All three are examples of evolving communication forms, but email has stayed the same for more than three decades, said Jim Cossler, CEO and chief evangelist at YBI.

“Organizations are relying on ancient technologies that have not kept up with business,” he said. “Communication is ubiquitous. Everyone uses it.”

It’s the all-encompassing prospect that has via680, formerly known as BizVeo, excited.

And in just a few weeks since its launch, the product has caught on quickly, especially locally, where the Youngstown Better Business Bureau recently was trained by a via680 staffer for future use of Ving.

“We thought in place of an e-newsletter or scam alerts, we thought it would be a neat way to get our message across quickly and easily,” said Melissa Ames of the BBB. “We will be using it very soon.”

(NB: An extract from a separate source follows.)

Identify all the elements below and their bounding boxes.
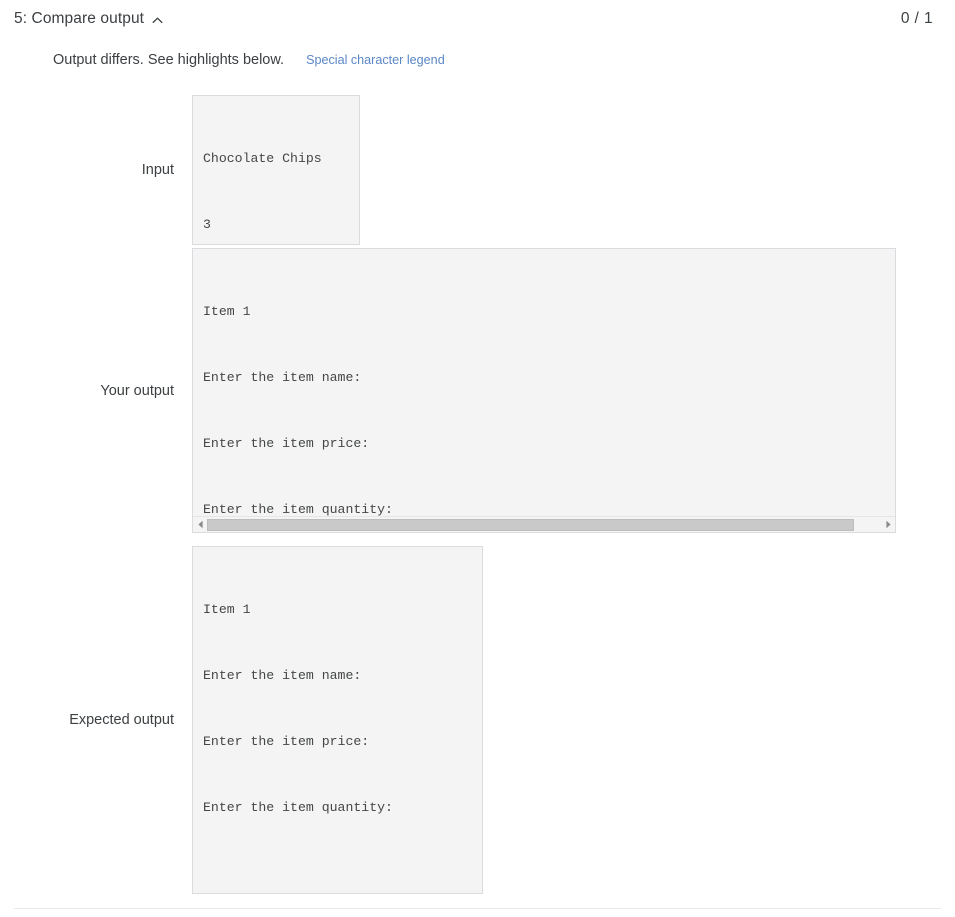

Other organizations have taken notice, such as the University of Pittsburgh and Youngstown State University’s Williamson College of Business, DeAscentis said.

It was even used to distribute a video regarding the potential of adding “way-finding signs” in Youngstown. (Think of the color-coordinated signs in Pittsburgh.)

“Email has been around forever,” DeAscentis said. “What other technology can you say has been around forever that hasn’t changed yet?

“Part of the premise as to why we believe we’re going to be so successful is leveraging a cultural phenomenon around the way people like to communicate.”